With most teams boasting a roster size of around 14 or 15 riders and the likelihood of a couple of riders being out of action, trying to field two teams of at least six riders is tough and leaves squads open to having to start with reduced numbers.

Strade Bianche marked a hard turn toward one-day racing in the women's calendar
Strade Bianche marked a hard turn toward one-day racing in the women’s calendar (Photo: Luc Claessen/Getty Images)

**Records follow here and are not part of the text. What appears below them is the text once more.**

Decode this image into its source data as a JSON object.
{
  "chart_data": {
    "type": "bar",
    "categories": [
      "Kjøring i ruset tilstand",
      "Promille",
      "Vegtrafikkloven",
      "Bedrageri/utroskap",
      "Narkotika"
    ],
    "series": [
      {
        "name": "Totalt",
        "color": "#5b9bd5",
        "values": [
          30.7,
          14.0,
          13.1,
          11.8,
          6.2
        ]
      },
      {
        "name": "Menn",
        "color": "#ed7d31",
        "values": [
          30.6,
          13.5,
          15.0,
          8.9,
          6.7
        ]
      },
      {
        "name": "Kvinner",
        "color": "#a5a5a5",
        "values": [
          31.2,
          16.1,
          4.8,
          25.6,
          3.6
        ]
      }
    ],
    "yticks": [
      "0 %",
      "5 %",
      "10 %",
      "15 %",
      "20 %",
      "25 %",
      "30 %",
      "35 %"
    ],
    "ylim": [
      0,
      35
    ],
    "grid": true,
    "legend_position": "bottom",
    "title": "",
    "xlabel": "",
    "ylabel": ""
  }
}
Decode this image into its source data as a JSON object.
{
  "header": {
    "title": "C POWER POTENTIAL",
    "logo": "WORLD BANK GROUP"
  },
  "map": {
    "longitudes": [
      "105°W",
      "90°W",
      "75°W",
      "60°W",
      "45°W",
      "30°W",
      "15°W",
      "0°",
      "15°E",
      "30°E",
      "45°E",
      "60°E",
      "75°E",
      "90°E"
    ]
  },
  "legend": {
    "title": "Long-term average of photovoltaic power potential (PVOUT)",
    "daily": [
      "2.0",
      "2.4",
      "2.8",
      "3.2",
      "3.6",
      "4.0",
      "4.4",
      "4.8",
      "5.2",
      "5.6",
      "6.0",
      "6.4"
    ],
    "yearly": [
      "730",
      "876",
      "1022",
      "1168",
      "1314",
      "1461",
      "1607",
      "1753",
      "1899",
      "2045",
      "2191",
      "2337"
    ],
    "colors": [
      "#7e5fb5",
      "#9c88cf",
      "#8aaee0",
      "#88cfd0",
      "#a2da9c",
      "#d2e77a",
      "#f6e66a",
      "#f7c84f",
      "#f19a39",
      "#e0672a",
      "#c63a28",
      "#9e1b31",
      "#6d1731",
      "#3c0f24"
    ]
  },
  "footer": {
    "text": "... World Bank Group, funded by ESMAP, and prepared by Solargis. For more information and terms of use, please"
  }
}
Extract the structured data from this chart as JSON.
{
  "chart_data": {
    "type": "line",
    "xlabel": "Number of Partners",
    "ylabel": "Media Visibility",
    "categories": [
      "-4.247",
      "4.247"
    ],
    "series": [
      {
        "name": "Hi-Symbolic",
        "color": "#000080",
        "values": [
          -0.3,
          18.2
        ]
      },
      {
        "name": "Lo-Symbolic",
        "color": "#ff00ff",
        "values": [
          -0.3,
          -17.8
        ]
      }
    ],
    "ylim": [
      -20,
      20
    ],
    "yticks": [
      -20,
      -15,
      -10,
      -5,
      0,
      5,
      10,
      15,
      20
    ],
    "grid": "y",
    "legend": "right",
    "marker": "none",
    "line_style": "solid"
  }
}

There’s no way we could have what we saw last week in the men’s peloton with Paris-Nice and Tirreno-Adriatico running at the same time. Any schedule change would need to ensure no major clashes.

To be honest, that’s not something women’s cycling should strive for anyway. Having two of the biggest stage races of the spring overlapping seems like bad planning.

The other challenge for any calendar reform for the women is that most of the spring one-day races, aside from the Trofeo Alfredo Binda, are tied to men’s races, which makes it far harder to shift them around.

Most organizers like to put their men’s and women’s races on the same day to save costs.

However, if a couple of organizers were willing to either split their men’s and women’s race days or move the whole event forward or back a day or two we could make room for a couple of extra stage races in the spring and convince a few more of the top climbers to keep racing in March.

The new three-day 2.1 Tour de Normandie is a move in the right direction in having a few more stage races in the early spring and sees the likes of Veronica Ewers in action, but its relatively rolling terrain means that most climbers of stayed away.

What we need is a hillier race slotting itself into this spring calendar, but we also need an organizer ready to step into the breach. The new Vuelta Extremadura looks like a possible option for the future, but it is currently ranked just 2.2 and did not attract any WorldTour squads for its debut edition.